Esse é, em pinceladas cinzentas, o panorama geral do combate brasileiro entre autoridade e a delinquência, às vezes simplesmente impactante, outras vezes comunheira na repetição de infrações. No meio disso tudo a refrega aumenta em agressividade praticada pelos justiceiros e retorsão consubstanciada pelos bandidos. Isso não é novidade alguma. Já existia antes mesmo dos senhores feudais acastelados e protegidos pelos fossos. De qualquer forma, o problema está aí, assumindo o Ministério Público feições de heroicidade e reagindo os antagonistas de forma não ortodoxa, sabendo-se que as manobras de reação neste e noutros tempos são repetitivas. Os delinquentes, segundo consta na imprensa oficial, se organizaram em entidades informais, mas nem por isso ineficazes. As mulheres de presos, os filhos, os familiares enfim, precisam visitá-los e redimir, de alguma forma, a plenitude do afastamento forçado. Os encarcerados estão, as vezes, há centenas de quilômetros dos domicílios, violando-se com isso a Lei de Execução Penal. É preciso que as famílias durmam em algum lugar e se alimentem, na medida do possível. Assim, ainda dentro da informalidade, consta que as viagens e estadias são modicamente estipendiadas pelas chamadas organizações paralelas, sem novidade, também. Isso sai na imprensa e arremeda procedimentos concretizados no mundo inteiro em casos assemelhados. Sabe-se, porque verdade sabida independe de prova, cadeias públicas e presídios, sem exceção de centros de detenção provisória, têm uma subcultura alicerçando, inclusive, o uso das substâncias referendadas no intróito. Estancado o fluxo, aquilo explode.

A solução dos múltiplos problemas inexiste. O enovelamento é perpétuo. Relembre-se, em Nova Iorque, o regime de “tolerância zero” imposto pelo prefeito Rudolph Giuliani. Funcionou. Soturnamente, a criminalidade se prepara a suprir as deficiências localizadas. Ou então, mudam-se para territórios menos áridos. O embate continua. Dizendo ainda com o entrechoque gerado por autoridades e seus agentes e a delinquência organizada, a grande dificuldade encontrada pelos analistas é o reconhecimento de que o preposto do poder legalmente instituído não pode, sob justificativa alguma, saltar os muros da juridicidade da conduta. Se o fizer, vira bandido também. Dentro do contexto, o comportamento de quem se omite e desobedece as determinações da lei de execução penal pratica infração, porque descumpre dever de ofício. Evidentemente, serve a todos a desculpa no sentido de que a realidade é supinamente inabordável por tentativas de regeneração daquela podridão genérica. Em outras palavras, a magistratura relação alguma tem com o fenômeno, os juízes de execução penal relação alguma têm com o fenômeno, os executores relação alguma têm com o fenômeno, o Poder Executivo relação alguma tem com o fenômeno, o Ministério Público relação alguma tem com o fenômeno e, no fim, a cidadania relação alguma tem com o fenômeno, porque a vontade do burguês, no âmago, é que o bandido morra, pois dá menos trabalho e para de ameaçar o patrimônio e a intangibilidade física do povo. Tocante aos advogados, algo lhes resta a perturbar a tranquilidade, porque têm, entre suas atribuições, aquela de zelar pela manutenção das garantias individuais asseguradas na Constituição. Diga-se, alguns assumem tais obrigações. Não muitos, na medida em que mexer nesse formigueiro é perturbar o sistema, desarticulando a tranquilidade da coisa posta.
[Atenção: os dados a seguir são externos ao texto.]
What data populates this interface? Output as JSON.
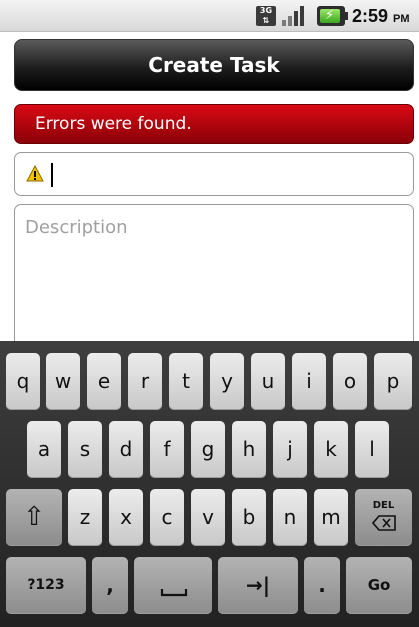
{
  "status_bar": {
    "network": "3G",
    "time": "2:59",
    "ampm": "PM"
  },
  "header": {
    "title": "Create Task"
  },
  "error_banner": {
    "message": "Errors were found."
  },
  "form": {
    "title_field": {
      "value": "",
      "placeholder": ""
    },
    "description_field": {
      "value": "",
      "placeholder": "Description"
    }
  },
  "keyboard": {
    "row1": [
      "q",
      "w",
      "e",
      "r",
      "t",
      "y",
      "u",
      "i",
      "o",
      "p"
    ],
    "row2": [
      "a",
      "s",
      "d",
      "f",
      "g",
      "h",
      "j",
      "k",
      "l"
    ],
    "row3_letters": [
      "z",
      "x",
      "c",
      "v",
      "b",
      "n",
      "m"
    ],
    "shift_label": "⇧",
    "del_label": "DEL",
    "symbols_label": "?123",
    "comma_label": ",",
    "space_label": "␣",
    "tab_label": "→|",
    "period_label": ".",
    "go_label": "Go"
  }
}
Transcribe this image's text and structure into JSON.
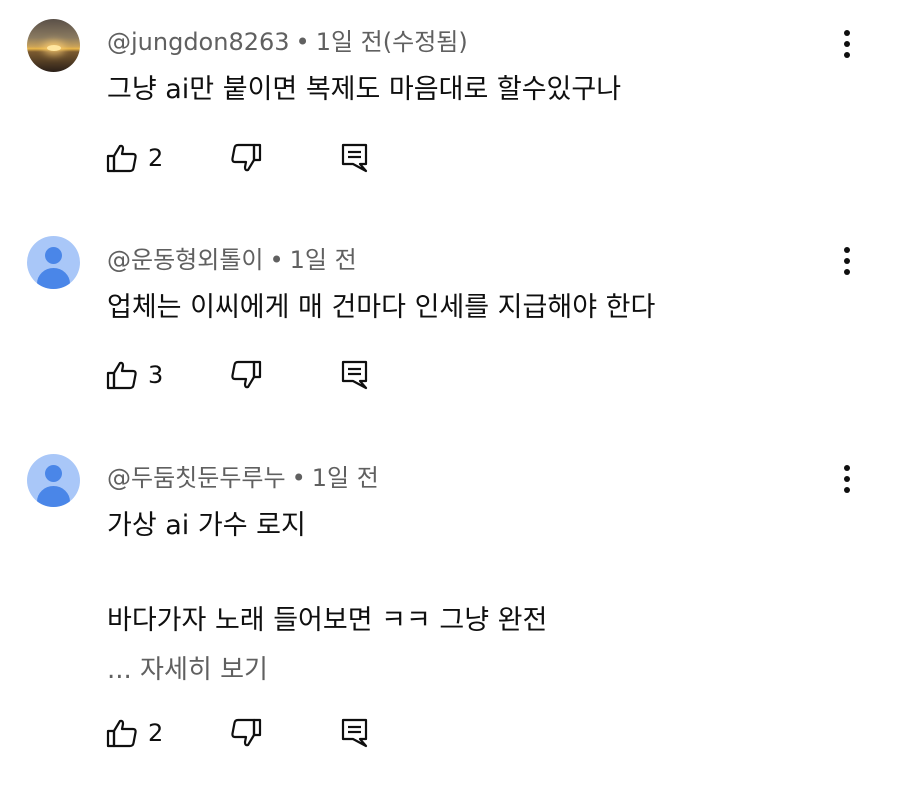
{
  "comments": [
    {
      "handle": "@jungdon8263",
      "separator": "•",
      "time": "1일 전(수정됨)",
      "avatar": "sunset-photo",
      "lines": [
        "그냥 ai만 붙이면 복제도 마음대로 할수있구나"
      ],
      "likes": "2"
    },
    {
      "handle": "@운동형외톨이",
      "separator": "•",
      "time": "1일 전",
      "avatar": "default-person",
      "lines": [
        "업체는 이씨에게 매 건마다 인세를 지급해야 한다"
      ],
      "likes": "3"
    },
    {
      "handle": "@두둠칫둔두루누",
      "separator": "•",
      "time": "1일 전",
      "avatar": "default-person",
      "lines": [
        "가상 ai 가수 로지",
        "바다가자 노래 들어보면 ㅋㅋ 그냥 완전"
      ],
      "read_more": "... 자세히 보기",
      "likes": "2"
    }
  ],
  "icons": {
    "like": "thumbs-up-icon",
    "dislike": "thumbs-down-icon",
    "reply": "reply-comment-icon",
    "menu": "more-vertical-icon"
  },
  "colors": {
    "text": "#0f0f0f",
    "meta": "#606060",
    "avatar_default_bg": "#a9c7f8",
    "avatar_default_fg": "#4a86e8"
  }
}
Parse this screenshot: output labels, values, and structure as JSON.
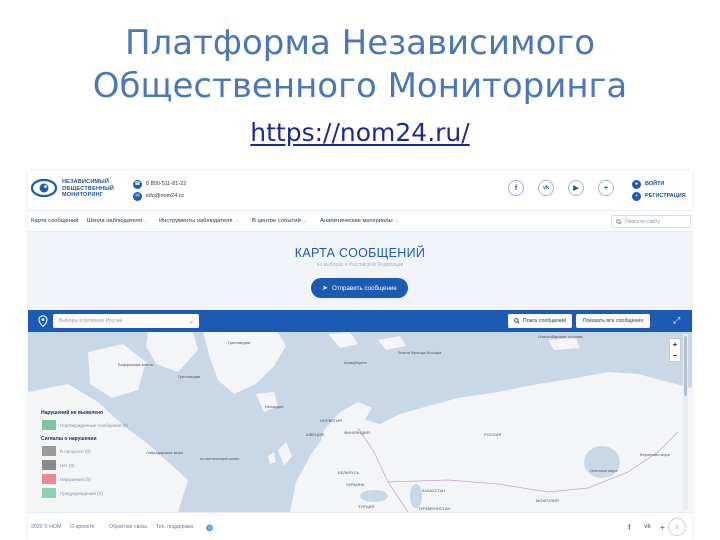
{
  "slide": {
    "title_line1": "Платформа Независимого",
    "title_line2": "Общественного Мониторинга",
    "url": "https://nom24.ru/"
  },
  "header": {
    "logo_text": "НЕЗАВИСИМЫЙ\nОБЩЕСТВЕННЫЙ\nМОНИТОРИНГ",
    "phone": "8 800-511-81-22",
    "email": "info@nom24.ru",
    "social_icons": [
      "facebook-icon",
      "vk-icon",
      "youtube-icon",
      "plus-icon"
    ],
    "login_label": "ВОЙТИ",
    "register_label": "РЕГИСТРАЦИЯ"
  },
  "nav": {
    "items": [
      {
        "label": "Карта сообщений",
        "has_dropdown": false
      },
      {
        "label": "Школа наблюдателя",
        "has_dropdown": true
      },
      {
        "label": "Инструменты наблюдателя",
        "has_dropdown": true
      },
      {
        "label": "В центре событий",
        "has_dropdown": true
      },
      {
        "label": "Аналитические материалы",
        "has_dropdown": true
      }
    ],
    "search_placeholder": "Поиск по сайту"
  },
  "hero": {
    "title": "КАРТА СООБЩЕНИЙ",
    "subtitle": "на выборах в Российской Федерации",
    "send_button": "Отправить сообщение"
  },
  "map": {
    "region_placeholder": "Выборы в регионах России",
    "search_button": "Поиск сообщений",
    "show_all_button": "Показать все сообщения",
    "zoom_in": "+",
    "zoom_out": "−",
    "labels": {
      "greenland": "Гренландия",
      "svalbard": "Шпицберген",
      "franz_josef": "Земля Франца-Иосифа",
      "new_siberian": "Новосибирские острова",
      "baffin": "Баффинова земля",
      "norway": "НОРВЕГИЯ",
      "iceland": "Исландия",
      "sweden": "ШВЕЦИЯ",
      "finland": "ФИНЛЯНДИЯ",
      "russia": "РОССИЯ",
      "belarus": "БЕЛАРУСЬ",
      "kazakhstan": "КАЗАХСТАН",
      "turkey": "ТУРЦИЯ",
      "mongolia": "МОНГОЛИЯ",
      "ukraine": "УКРАИНА",
      "atlantic": "Атлантический океан",
      "labrador": "Лабрадорское море",
      "okhotsk": "Охотское море",
      "bering": "Берингово море",
      "turkmenistan": "ТУРКМЕНИСТАН"
    },
    "legend": {
      "heading_none": "Нарушений не выявлено",
      "heading_signals": "Сигналы о нарушении",
      "rows": [
        {
          "label": "Подтвержденные сообщения (0)",
          "color": "#7ec3a3"
        },
        {
          "label": "В процессе (0)",
          "color": "#9a9a9a"
        },
        {
          "label": "Нет (0)",
          "color": "#8a8a8a"
        },
        {
          "label": "Нарушения (0)",
          "color": "#e88a96"
        },
        {
          "label": "Предупреждения (0)",
          "color": "#8fd0b4"
        }
      ]
    }
  },
  "footer": {
    "copyright": "2020 © НОМ",
    "about": "О проекте",
    "feedback": "Обратная связь",
    "support": "Тех. поддержка"
  },
  "colors": {
    "brand_blue": "#1d5ab3",
    "title_blue": "#4b77b4",
    "url_blue": "#1f2a8a",
    "map_water": "#c9d8e6",
    "map_land": "#f3f5f7"
  }
}
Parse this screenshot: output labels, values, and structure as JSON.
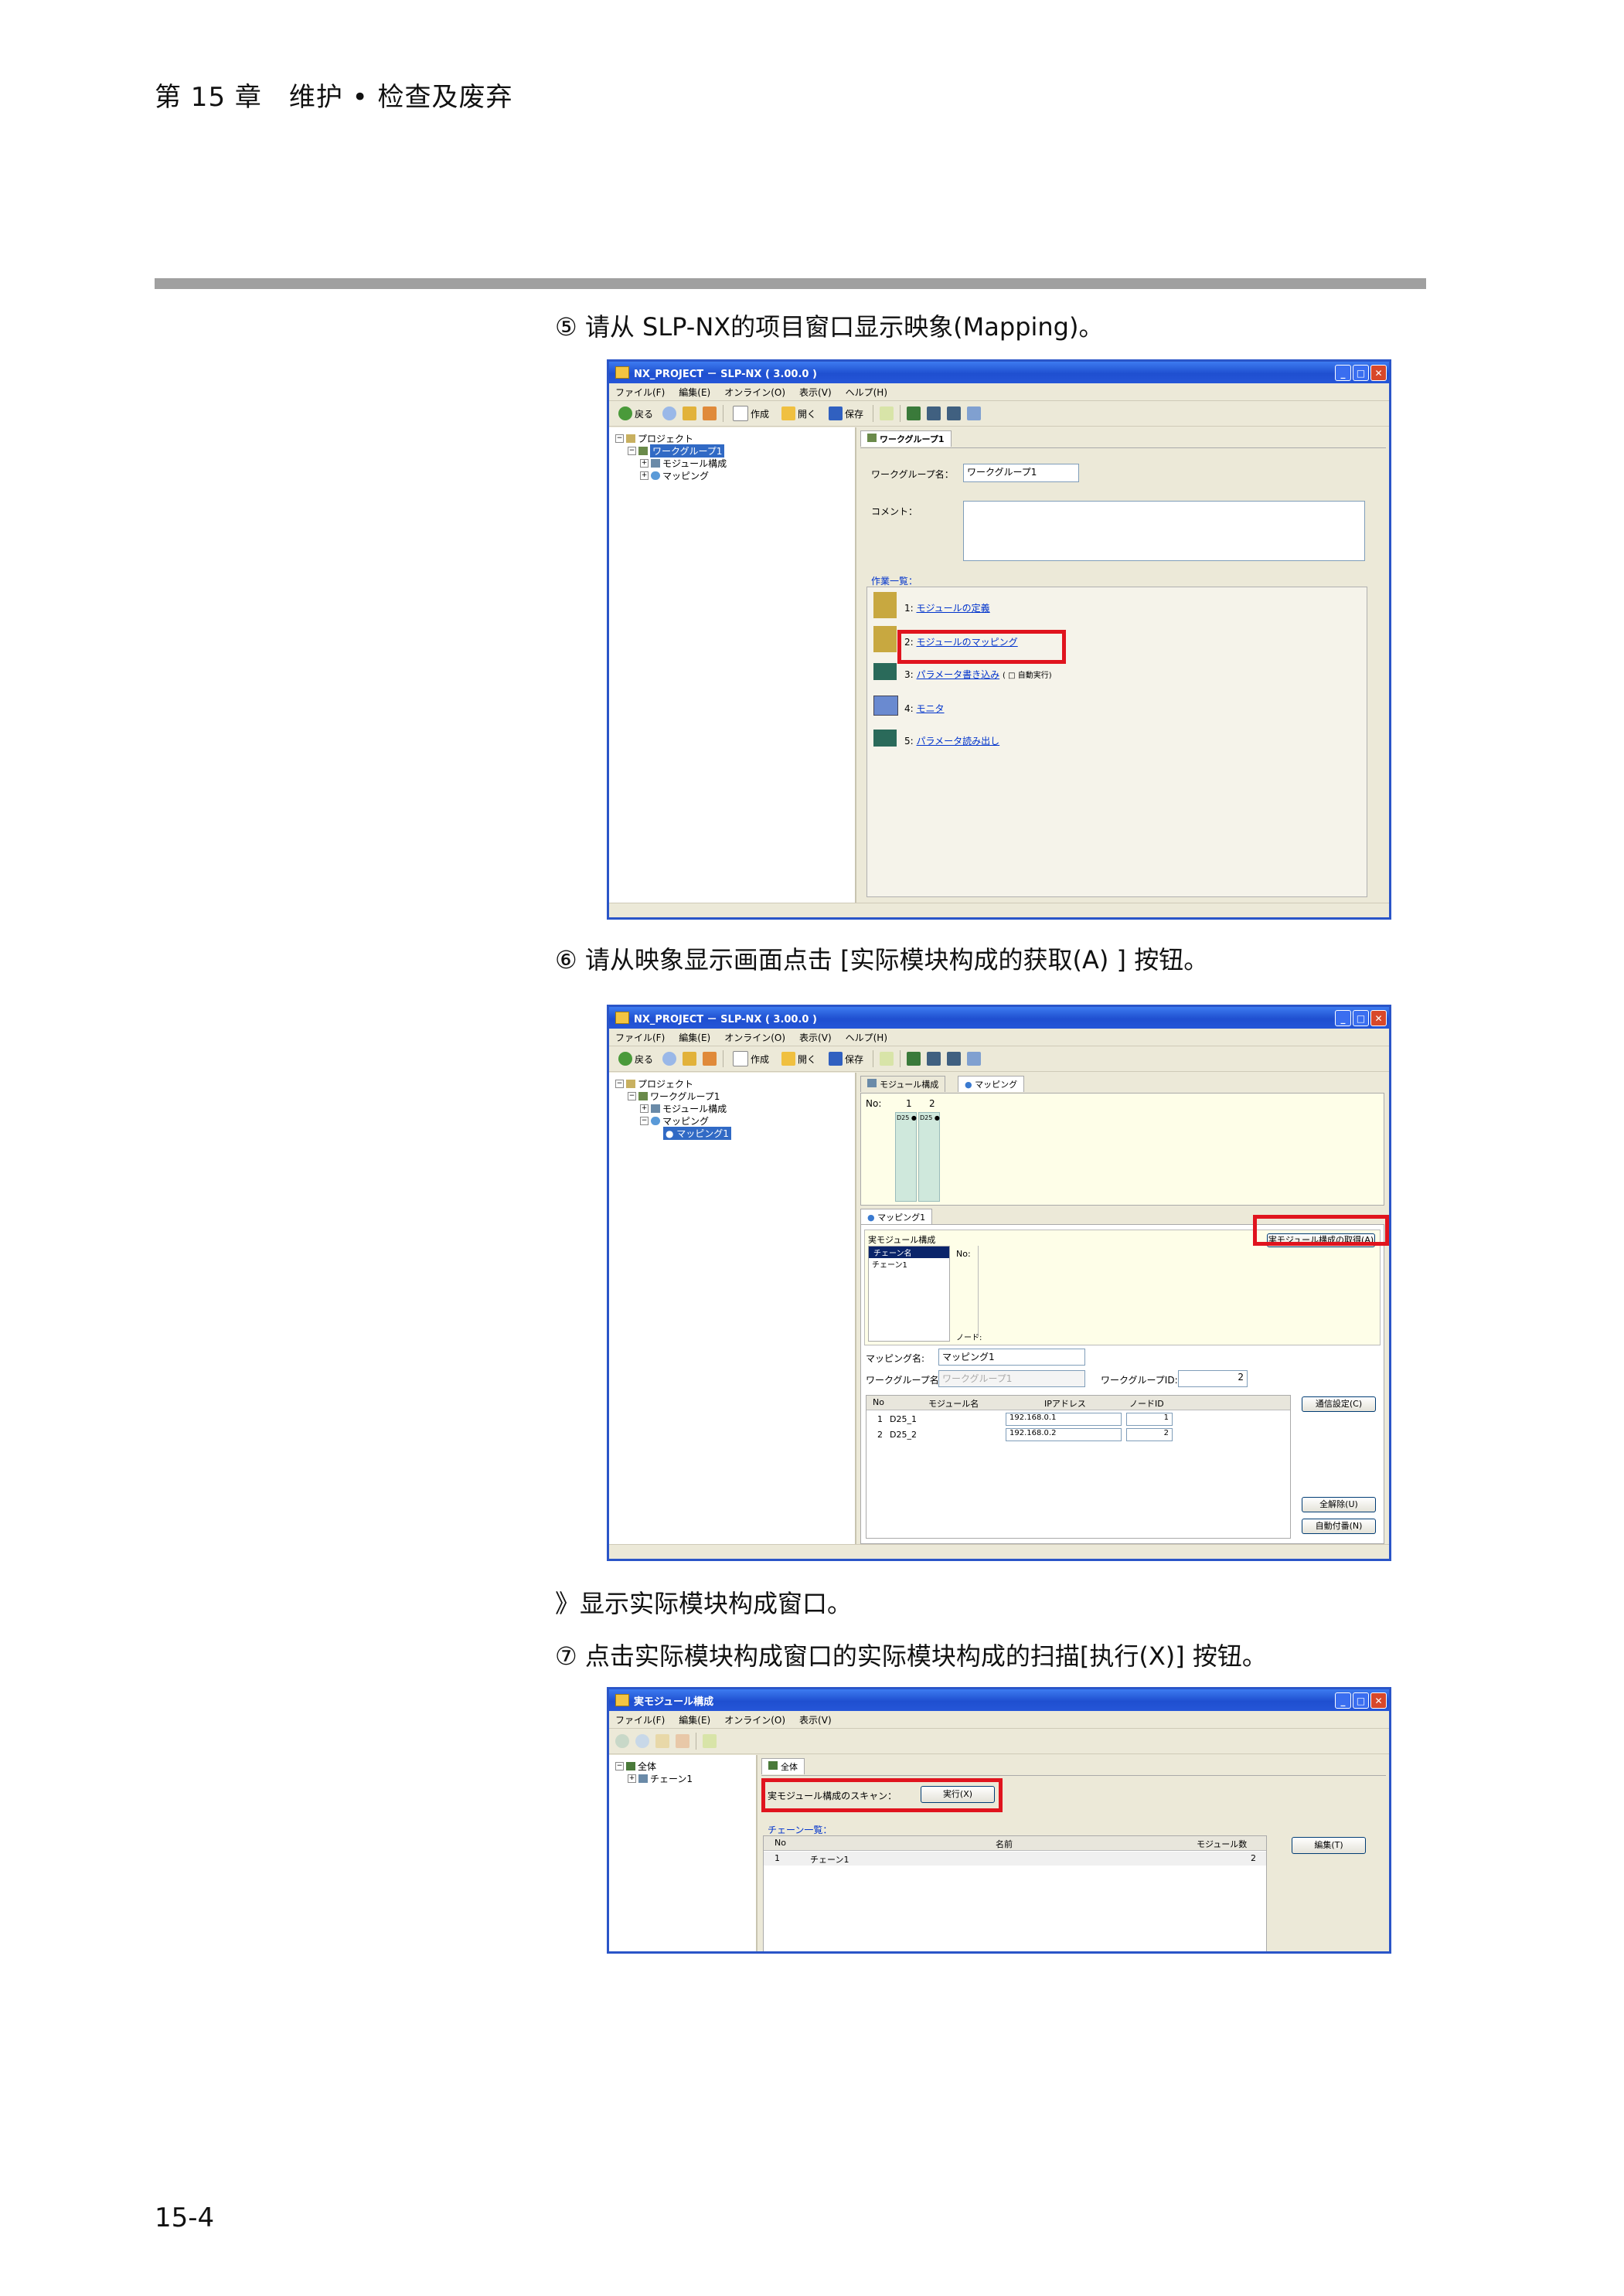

Arredonde-se: o sistema prisional brasileiro é nauseabundo. O tratamento dispensado ao encarcerado constitui exercício ilegal de função pública. A recepção dos familiares do encarcerado, seja para visitas íntimas, seja mesmo para que o preso possa abraçar a filha a se acostumar com o odor da grande maioria dos estabelecimentos prisionais é ultrajante, obrigando-se as mulheres a ficarem de cócoras em exposição a vigilância nem sempre discreta dos agentes prisionais. Além disso, as denominadas visitas íntimas, principalmente naqueles redutos encarregados de conter delinquentes considerados perigosos, são – ou eram – eletronicamente monitoradas, na pior intromissão à intimidade que o ser humano já conseguiu inventar. Do outro lado, ou do lado das organizações ditas criminosas, há poucas regras, mas uma delas é de respeito à mulher de cada um, tanto assim que ninguém se atreve, no cadeião, a tentar manipular a visita do outro. Em síntese, há delinquência do lado de cá, quando a autoridade, qualquer que seja, descumpre sua obrigação profissional e quando sectários menores o fazem diuturnamente. Referindo-se à parte oposta, é delinquencial por vocação, mas não pode ser combatido à margem da lei. Este é, seguramente, o ponto nodal da questão: quando o mocinho descumpre as obrigações impostas pela estrela de xerife, deixa o copo de leite sobre o balcão do saloon e emborca a aguardente após encostar sua caneca na do outro. E o navio segue seu rumo.